En efecto eso, eso, más rápidos aún. Así que volved a dejar el material en el pabellón y al gimnasio. Concluye.
Una vez allí.
Volvemos a calentar. Esta vez sin previo aviso, quiero que desde el momento en que oigáis el silbato, tardéis solo cincuenta segundos en cambiaros, y pertrechados completamente forméis frente a los furgones. Y he dicho cincuenta ni uno más.
Los murmullos de desaprobación arrecian, pero a pesar de las protestas los hombres cumplen con lo ordenado.
No hay duda de que son los mejores, y Kolleman en el fondo lo sabe, aunque lo disimula muy bien.

Capítulo 7º.



Alejandra y Karl Patriksen. A pesar de todo el amor.

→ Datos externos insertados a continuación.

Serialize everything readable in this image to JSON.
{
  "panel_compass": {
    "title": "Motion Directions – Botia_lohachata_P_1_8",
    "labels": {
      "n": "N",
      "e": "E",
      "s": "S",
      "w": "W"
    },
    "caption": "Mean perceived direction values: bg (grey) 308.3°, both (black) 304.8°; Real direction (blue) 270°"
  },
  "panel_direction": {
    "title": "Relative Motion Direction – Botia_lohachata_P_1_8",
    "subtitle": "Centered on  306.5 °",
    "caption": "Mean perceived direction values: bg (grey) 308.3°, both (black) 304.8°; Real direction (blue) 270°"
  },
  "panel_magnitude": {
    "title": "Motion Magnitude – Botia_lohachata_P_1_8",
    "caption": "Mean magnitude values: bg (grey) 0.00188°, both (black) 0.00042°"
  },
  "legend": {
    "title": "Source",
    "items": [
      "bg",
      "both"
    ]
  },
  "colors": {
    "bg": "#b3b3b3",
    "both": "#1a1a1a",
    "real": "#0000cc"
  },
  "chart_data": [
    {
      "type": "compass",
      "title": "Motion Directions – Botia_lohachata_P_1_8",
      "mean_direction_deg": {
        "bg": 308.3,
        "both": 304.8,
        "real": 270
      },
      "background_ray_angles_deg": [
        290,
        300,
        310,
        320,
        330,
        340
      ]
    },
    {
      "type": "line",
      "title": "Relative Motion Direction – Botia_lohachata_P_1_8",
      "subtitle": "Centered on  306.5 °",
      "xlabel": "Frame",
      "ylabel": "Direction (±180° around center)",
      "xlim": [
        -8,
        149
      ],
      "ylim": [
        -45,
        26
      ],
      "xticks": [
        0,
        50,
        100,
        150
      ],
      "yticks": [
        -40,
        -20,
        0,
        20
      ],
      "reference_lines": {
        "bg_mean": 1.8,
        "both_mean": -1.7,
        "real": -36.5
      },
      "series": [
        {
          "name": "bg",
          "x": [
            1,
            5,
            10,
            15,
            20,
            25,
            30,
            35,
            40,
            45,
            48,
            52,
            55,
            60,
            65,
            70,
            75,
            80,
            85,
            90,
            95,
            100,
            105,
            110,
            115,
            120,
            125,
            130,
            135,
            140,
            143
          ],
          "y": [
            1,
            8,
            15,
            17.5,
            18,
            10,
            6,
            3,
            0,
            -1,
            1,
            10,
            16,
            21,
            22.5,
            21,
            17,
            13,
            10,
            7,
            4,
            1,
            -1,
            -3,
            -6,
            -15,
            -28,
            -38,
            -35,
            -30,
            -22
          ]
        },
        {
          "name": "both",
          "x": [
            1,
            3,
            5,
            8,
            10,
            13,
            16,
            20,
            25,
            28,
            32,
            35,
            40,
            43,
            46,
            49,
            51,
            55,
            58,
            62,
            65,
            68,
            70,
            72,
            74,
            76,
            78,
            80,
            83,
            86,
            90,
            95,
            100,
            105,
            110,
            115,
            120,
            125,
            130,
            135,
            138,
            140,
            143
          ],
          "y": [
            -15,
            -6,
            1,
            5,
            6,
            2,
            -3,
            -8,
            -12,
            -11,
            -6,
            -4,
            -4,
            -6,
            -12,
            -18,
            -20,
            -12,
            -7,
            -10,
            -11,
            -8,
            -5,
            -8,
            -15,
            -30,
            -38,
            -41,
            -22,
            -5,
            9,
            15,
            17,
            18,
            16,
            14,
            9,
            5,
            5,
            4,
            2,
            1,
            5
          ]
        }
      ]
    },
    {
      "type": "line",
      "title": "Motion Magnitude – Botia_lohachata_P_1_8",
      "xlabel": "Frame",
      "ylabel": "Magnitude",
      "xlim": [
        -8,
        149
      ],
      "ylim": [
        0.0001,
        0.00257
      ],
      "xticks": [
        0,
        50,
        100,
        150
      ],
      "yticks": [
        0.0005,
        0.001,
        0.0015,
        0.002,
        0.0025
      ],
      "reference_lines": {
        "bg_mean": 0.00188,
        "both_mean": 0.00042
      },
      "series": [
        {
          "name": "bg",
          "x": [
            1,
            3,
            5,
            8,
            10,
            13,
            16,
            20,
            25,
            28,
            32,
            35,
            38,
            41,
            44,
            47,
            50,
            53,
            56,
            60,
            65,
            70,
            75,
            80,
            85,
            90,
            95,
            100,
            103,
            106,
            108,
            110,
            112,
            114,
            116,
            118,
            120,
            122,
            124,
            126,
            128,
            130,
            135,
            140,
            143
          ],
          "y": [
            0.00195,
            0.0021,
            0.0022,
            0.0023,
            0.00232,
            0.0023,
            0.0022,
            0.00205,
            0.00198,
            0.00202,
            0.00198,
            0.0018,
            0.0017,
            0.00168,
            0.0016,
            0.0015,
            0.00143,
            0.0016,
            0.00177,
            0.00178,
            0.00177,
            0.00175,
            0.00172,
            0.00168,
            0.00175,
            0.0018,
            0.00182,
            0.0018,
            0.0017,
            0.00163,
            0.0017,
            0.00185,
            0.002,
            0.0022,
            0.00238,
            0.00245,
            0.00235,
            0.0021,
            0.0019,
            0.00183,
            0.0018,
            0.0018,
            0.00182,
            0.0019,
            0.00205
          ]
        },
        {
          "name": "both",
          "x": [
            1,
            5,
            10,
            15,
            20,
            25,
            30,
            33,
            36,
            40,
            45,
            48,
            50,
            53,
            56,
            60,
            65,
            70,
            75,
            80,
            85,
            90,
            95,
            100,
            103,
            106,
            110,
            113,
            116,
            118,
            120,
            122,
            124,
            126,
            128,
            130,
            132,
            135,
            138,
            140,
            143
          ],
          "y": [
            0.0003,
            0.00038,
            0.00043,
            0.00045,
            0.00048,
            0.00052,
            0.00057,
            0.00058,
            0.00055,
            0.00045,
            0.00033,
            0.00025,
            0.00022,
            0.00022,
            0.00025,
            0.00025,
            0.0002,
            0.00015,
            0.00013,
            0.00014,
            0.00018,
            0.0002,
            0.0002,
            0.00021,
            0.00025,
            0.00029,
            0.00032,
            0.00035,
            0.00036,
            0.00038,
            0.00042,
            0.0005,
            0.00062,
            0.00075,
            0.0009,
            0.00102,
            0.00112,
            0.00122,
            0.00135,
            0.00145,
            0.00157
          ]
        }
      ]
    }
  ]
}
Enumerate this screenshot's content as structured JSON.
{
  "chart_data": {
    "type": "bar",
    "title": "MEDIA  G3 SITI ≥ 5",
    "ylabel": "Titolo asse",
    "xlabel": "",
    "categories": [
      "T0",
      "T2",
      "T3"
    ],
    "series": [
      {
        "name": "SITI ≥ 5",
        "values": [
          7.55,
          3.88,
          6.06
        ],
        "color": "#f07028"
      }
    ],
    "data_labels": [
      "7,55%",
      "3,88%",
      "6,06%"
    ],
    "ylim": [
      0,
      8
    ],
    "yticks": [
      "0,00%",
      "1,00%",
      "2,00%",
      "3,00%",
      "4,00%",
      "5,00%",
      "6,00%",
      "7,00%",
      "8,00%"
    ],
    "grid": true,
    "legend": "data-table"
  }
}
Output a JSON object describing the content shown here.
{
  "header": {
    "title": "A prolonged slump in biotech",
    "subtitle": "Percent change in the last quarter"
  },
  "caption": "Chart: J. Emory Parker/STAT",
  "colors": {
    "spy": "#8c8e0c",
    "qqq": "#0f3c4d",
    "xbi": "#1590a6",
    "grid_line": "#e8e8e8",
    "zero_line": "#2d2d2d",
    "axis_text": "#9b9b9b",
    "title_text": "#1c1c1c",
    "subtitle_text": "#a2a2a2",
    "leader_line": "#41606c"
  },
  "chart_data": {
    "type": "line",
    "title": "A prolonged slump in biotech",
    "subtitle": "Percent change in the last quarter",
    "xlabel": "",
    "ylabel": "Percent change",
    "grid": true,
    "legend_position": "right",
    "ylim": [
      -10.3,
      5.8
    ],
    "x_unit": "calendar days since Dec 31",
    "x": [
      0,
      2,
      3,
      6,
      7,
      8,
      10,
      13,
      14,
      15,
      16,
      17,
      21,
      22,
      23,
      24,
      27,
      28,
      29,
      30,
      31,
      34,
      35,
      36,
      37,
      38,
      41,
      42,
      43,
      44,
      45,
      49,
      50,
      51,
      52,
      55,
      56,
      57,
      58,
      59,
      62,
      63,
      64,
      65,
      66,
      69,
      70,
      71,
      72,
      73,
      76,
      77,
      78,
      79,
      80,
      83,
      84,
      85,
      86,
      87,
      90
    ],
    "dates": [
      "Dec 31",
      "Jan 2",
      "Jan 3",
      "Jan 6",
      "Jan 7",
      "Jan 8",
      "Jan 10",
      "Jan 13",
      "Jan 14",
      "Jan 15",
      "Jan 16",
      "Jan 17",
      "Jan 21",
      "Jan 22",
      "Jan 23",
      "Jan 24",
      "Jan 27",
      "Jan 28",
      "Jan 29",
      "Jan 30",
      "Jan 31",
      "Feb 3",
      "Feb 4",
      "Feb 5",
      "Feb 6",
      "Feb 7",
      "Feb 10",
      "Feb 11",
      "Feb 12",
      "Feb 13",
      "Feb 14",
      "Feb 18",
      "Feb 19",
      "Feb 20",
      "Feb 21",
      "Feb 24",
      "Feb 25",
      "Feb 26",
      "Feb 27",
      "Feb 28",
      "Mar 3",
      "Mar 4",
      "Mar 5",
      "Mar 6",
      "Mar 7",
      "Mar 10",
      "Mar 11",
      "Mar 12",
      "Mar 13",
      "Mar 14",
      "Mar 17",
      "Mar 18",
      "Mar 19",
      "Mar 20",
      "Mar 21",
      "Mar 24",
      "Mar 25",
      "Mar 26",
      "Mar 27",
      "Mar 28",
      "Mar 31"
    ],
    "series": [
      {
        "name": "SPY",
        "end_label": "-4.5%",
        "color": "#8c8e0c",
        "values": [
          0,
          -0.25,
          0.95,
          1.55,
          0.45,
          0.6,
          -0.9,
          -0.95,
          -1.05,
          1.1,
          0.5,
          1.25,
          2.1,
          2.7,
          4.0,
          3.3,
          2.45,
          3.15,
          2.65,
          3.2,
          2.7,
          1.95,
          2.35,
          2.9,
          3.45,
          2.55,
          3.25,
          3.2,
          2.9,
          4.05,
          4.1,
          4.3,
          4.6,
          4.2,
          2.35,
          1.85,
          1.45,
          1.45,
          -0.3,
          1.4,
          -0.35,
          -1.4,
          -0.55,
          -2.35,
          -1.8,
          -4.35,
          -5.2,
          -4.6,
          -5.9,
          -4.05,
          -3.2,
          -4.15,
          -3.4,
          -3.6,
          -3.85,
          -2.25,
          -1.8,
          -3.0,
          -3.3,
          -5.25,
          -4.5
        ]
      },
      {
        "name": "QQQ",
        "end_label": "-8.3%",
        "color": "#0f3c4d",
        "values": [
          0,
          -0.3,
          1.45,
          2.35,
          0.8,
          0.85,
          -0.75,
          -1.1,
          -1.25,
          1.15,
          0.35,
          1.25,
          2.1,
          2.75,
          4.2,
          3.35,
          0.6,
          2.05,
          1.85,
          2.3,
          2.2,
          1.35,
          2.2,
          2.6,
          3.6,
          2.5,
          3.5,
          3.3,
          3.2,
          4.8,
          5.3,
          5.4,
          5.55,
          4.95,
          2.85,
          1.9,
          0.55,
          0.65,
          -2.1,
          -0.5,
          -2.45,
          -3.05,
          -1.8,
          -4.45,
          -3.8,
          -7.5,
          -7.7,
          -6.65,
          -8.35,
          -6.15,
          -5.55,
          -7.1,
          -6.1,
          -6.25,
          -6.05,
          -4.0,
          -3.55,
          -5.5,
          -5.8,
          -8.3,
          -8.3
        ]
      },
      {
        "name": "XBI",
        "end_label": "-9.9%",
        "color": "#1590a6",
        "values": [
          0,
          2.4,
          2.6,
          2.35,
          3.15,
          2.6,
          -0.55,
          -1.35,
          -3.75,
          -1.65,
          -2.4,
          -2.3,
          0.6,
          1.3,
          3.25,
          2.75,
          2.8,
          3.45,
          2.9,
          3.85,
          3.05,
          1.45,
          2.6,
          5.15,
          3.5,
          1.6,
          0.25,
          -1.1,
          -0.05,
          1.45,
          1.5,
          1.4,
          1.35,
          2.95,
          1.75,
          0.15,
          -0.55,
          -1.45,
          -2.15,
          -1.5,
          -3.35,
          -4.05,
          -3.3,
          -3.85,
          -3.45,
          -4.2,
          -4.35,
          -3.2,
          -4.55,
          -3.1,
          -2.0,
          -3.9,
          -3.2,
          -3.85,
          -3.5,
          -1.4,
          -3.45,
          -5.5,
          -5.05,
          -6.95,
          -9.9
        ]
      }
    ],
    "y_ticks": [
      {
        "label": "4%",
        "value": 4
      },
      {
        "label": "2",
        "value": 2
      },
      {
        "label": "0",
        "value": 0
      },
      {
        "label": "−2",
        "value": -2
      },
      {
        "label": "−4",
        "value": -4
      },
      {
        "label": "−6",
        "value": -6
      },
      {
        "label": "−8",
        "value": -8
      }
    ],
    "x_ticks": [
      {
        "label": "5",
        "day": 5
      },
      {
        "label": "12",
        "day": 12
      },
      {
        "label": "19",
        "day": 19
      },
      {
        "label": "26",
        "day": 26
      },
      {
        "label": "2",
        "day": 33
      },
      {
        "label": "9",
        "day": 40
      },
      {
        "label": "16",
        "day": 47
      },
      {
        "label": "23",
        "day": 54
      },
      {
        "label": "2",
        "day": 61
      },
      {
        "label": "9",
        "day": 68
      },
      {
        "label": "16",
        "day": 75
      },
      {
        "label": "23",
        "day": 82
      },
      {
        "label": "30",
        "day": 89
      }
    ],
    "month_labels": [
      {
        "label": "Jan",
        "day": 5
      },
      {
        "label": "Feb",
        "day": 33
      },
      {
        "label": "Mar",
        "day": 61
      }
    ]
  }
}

La vida es dura y con bastante frecuencia cruel, cruel hasta hacerse insoportable. Para los que aman, el dolor que esta produce se ve mitigado cuando en los brazos de la persona amada el tiempo se detiene y el mundo y todo cuanto lo conforma desaparecen como por arte de magia; todo, absolutamente todo, menos la persona amada. Y algo de esa magia se queda entre los dos y te envuelve cuando entregados el uno en los brazos del otro se dan, sin pedir nada a cambio, con el más sublime de los gozos el puro e inalterable amor de los verdaderos amantes.
Todo se olvida en el calor del hogar cuando se juntan los dos. No se ven durante el día, es al atardecer, con la última luz del astro rey, el momento en que pueden renovar sus votos.
Alejandra trabaja todo el día fuera del hogar, desde que su amado esposo sufrió el espantoso accidente que le postró en una silla de ruedas en la que, por no poder pagarse una cara intervención quirúrgica, que el seguro médico que tenían se negó a pagar y la impasible seguridad social les deniega una y otra vez, deberá permanecer en ella durante varios años hasta que consigan reunir el dinero suficiente para costearla.
Son jóvenes, y por eso piensan que todo pueda volver a ser como antes y que ahora anhelan y sueñan.
Karl estudia con ahínco, es lo único que puede hacer en su situación, aprende electrónica por correspondencia, y espera tener algún día su propio taller de reparaciones; ahora solo desea que el tiempo corra, que pasen los días, las semanas, los meses y los años.
En su propia cárcel espera que lleguen tiempos mejores. Desea valerse por sí mismo, sacar a su joven y amada esposa de aquel barrio donde viven, o mejor dicho donde malviven. Teme, y no sin cierta razón, que un día la ataquen para robarla o violarla; hay demasiado drogadicto, facineroso y obseso suelto, y ella es tan bonita.
Cuando se sientan uno al lado del otro, a charlar del trabajo de ella o de los progresos de él, o solamente a ver la televisión como una pareja cualquiera antes de acostarse, todo parece como si fueran los primeros y felices tiempos. Karl sueña despierto que puede andar y su esposa Alejandra le espera con sus dos preciosos niños, rubios y alegres como él. Sueña que viven en una de esas casas de las afueras, con un amplio porche y un bonito jardín con dos autos a la puerta.
Solo son sueños, sueños de personas que a pesar de la adversidad y las patadas de la vida se aman y se quieren sin tapujos, sin interés, de verdad.